A tucanização do PT, com toda a aversão que se possa ter ao terminal PSDB, é uma boa notícia, como mostram as adesões de André Lara Resende e Persio Arida à equipe que cuidará de verificar o tamanho da encrenca deixada por Jair Bolsonaro na área econômica (não estou esquecendo a maldição da herança de Dilma Rousseff, certamente muito pior). Pelo que entendi, André Lara Resende, a grande cabeça do Plano Real, defende agora que o governo pode se endividar mais, sem aumentar tanto os juros e sem causar mais inflação, na linha da heterodoxa Modern Monetary Theory (Teoria Monetária Moderna). De acordo com quem a professa, a função do déficit público seria garantir o pleno emprego. Eu não saberia dizer qual seria a grande diferença dessa abordagem heterodoxa em relação ao keynesianismo clássico, mas sou ignorante em matéria de economia, só sei fazer conta de padeiro — e, no mais das vezes, banco o padeiro porque quase ninguém se preocupa em fazer isso entre os jornalistas brasileiros.

De qualquer forma, é muito mais tranquilizador ter um André Lara Resende lá no Centro Cultural Banco do Brasil, o QG da transição, do que um Aloizio Mercadante, pé de pato, mangalô, três vezes. Um heterodoxo já foi um ortodoxo; um ignorante jamais foi um sábio.

Além de ficar mais fácil tucanizar o PT com Lula meio longe, convenhamos que o presidente eleito, aos 77 anos recém-completados, já não exibe a mesma energia de 20 anos atrás, apesar da boa forma, de o poder ser o melhor afrodisíaco e de todos os esforços do seu fotógrafo oficial. Merece certo descanso e aqui não vai nenhuma ironia. A velhice vai chegando como uma hóspede que primeiro ocupa um quarto e depois lhe toma toda a casa. A minha hóspede ainda está no quarto reservado a ela, enquanto estou no meu, lendo La Vieillesse (A Velhice), da francesa Simone de Beauvoir, antes de dormir. Alguém dirá que eu deveria ler a americana Ayn Rand, a musa da direita libertária, em vez do ícone feminista (ou “feminazi”). Esse mesmo alguém observará que Simone de Beauvoir, assim como o seu parceiro Jean-Paul Sartre, aproximou-se perigosamente do esquerdismo radical. E que ambos pegavam jovens alunas de Simone de Beauvoir, que ela seduzia e, depois de satisfeita, repassava para ele.

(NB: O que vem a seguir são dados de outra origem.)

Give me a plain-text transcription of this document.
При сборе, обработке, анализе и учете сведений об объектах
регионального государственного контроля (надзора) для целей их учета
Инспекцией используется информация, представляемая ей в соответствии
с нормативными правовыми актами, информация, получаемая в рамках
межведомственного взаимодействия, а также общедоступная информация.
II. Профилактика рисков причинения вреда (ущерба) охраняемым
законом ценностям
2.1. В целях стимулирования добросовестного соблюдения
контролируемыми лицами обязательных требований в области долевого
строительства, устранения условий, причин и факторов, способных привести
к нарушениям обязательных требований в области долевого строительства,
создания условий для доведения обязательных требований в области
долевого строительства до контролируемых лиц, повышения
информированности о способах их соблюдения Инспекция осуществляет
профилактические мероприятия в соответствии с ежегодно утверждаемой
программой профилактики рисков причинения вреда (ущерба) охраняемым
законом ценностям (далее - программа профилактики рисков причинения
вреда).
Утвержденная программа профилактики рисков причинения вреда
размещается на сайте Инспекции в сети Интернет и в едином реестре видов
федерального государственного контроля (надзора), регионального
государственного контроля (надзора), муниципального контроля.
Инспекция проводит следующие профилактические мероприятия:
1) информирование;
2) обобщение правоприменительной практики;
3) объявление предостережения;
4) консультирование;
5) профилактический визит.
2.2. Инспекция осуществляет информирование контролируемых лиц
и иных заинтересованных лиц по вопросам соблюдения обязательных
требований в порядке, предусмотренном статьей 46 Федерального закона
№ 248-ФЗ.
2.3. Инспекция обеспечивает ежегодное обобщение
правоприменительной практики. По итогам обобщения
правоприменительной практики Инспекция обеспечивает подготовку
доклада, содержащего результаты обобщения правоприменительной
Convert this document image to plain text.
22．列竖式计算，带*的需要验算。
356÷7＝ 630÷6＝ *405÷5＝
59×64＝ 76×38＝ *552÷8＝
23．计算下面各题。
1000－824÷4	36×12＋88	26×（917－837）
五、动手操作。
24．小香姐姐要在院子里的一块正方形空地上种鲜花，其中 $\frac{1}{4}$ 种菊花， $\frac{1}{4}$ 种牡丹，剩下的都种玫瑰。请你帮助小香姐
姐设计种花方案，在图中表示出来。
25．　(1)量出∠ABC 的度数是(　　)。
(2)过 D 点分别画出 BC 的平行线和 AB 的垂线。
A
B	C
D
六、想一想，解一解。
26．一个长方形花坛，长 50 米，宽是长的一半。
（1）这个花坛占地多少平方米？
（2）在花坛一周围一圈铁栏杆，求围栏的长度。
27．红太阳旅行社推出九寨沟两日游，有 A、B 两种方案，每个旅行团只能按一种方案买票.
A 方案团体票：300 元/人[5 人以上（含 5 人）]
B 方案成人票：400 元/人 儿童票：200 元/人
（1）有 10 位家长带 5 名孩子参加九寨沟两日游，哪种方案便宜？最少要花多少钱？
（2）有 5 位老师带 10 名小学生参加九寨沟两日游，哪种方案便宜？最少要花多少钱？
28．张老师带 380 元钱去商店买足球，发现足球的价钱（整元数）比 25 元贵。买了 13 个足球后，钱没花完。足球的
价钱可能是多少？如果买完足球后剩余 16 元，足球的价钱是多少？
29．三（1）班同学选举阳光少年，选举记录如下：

Tudo bem, mas, assim como Lula adquiriu o direito de descansar na Bahia, gente da minha idade tem o direito de ler quem bem entende, sem ser acusado de partilhar das simpatias ideológicas, da imoralidade ou das preferências sexuais do autor (na verdade, tal direito não é como prioridade em fila de restaurante, vale também para os jovens). Feita a observação, vamos adiante. Simone de Beauvoir publicou o livro sobre a velhice quando contava 62 anos, pouco mais do que eu neste 2022. E, como eu neste momento, via com surpresa a proximidade do que aguardava a maioria dos velhos: o esquecimento social. Em 1970, data da publicação de La Vieillesse na França, ele, o esquecimento social, chegava mais cedo para quem havia ultrapassado os 60 anos, com todas as suas repercussões existenciais e econômicas.

O livro tem 802 páginas e talvez eu o termine aos 65 anos. Mas já deu separar este trigo do joio: “Nós afastamos para tão longe esse ostracismo (dos velhos)  que chegamos ao ponto de voltá-lo contra nós mesmos: nós nos recusamos a nos reconhecer no velho que seremos: ‘De todas as realidades, (a velhice) é talvez aquela da qual conservamos durante a maior parte da vida uma noção puramente abstrata’, notou justamente Proust. Todos os homens são mortais: eles pensam sobre isso. Um grande número dentre eles torna-se velho: quase nenhum enxerga esse avatar com antecedência. Nada deveria ser mais esperado, nada é mais imprevisto do que a velhice.”

Lula deve descansar em paz, mas bem vivo, e estará sempre a anos-luz de qualquer esquecimento. É um avatar privilegiado. Que a sua velhice seja boa para ele e para o país.